Gli ultimi istanti di vita di Nerone raccontati dalla penna di Svetonio presentano aspetti grotteschi in piena sintonia con il personaggio, ma anche punte di dignità, culminate in un suicidio, che però, secondo il pensiero dello storico, fu dovuto più a paura che a coraggio.

Questa è la parte finale del racconto dello scrittore-biografo:

“Dato che ciascuno dei suoi compagni lo invitava a sottrarsi senza ritardo agli oltraggi che lo attendevano, ordinò di scavare dinanzi a lui una fossa lunga quanto il suo corpo, di disporre intorno a essa alcuni pezzi di marmo se si riusciva a trovarli e di portare acqua e legna per rendere fra breve gli ultimi onori al suo cadavere. A ognuno di questi preparativi piangeva e ripeteva continuamente: <Quale artista perirà con me!>”

“Domandò allora quale fosse questo genere di supplizio e gli riferirono che il condannato veniva spogliato, gli si passava la testa in una forca e lo si batteva con le verghe fino alla morte. Allora, spaventato, prese due pugnali che aveva portato con sé, ne provò successivamente le punte e poi li rimise nel loro fodero protestando che l’ora segnata dal destino non era ancora arrivata”.

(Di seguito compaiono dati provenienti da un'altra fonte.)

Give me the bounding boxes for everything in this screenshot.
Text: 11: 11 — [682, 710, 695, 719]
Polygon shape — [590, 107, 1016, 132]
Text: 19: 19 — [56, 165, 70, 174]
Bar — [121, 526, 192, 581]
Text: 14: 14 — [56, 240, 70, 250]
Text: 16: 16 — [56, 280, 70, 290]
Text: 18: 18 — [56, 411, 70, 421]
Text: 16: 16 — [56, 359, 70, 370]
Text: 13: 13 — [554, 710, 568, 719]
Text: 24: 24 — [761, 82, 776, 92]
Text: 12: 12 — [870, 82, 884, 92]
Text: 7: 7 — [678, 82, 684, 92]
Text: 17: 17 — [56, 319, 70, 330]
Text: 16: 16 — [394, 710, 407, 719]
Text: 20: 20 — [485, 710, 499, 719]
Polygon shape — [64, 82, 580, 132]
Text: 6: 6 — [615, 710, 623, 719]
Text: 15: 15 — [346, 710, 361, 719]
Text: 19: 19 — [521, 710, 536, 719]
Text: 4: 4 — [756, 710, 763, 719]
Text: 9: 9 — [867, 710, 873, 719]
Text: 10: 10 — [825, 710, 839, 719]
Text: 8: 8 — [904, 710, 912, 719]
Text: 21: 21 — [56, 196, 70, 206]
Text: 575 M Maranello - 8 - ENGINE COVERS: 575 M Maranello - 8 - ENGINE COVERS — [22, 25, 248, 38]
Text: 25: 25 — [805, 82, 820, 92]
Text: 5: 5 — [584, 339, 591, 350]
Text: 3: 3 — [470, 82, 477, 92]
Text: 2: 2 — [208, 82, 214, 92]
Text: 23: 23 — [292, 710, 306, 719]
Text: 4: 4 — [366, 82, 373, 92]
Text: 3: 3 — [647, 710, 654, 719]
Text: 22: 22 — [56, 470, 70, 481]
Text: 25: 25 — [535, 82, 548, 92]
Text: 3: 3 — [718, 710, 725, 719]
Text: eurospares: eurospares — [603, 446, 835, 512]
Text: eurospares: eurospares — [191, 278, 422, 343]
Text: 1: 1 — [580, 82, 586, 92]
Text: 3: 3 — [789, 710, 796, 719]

Quando udì lo scalpitìo dei cavalli degli uomini che si avvicinavano per catturarlo, pronunciò in greco un celebre verso dell’Iliade: “<il galoppo dei cavalli dai rapidi piedi colpisce le mie orecchie>. Poi si piantò una lama nella gola con l’aiuto di Epafrodito, l’uomo addetto alle suppliche.

E infine:

“Respirava ancora quando irruppe un centurione e, come per soccorrerlo, gli applicò il suo mantello sulla ferita. Nerone gli disse semplicemente: <E’ troppo tardi>, e ancora: <Questa fedeltà>. Pronunciando queste parole spirò e i suoi occhi, prominenti e fissi, presero una tale espressione che ispiravano orrore e spavento a chi li guardava”.

Fu questa la fine, a tratti persino amaramente comica, dell’Imperatore che aveva terrorizzato Roma con le proprie manie.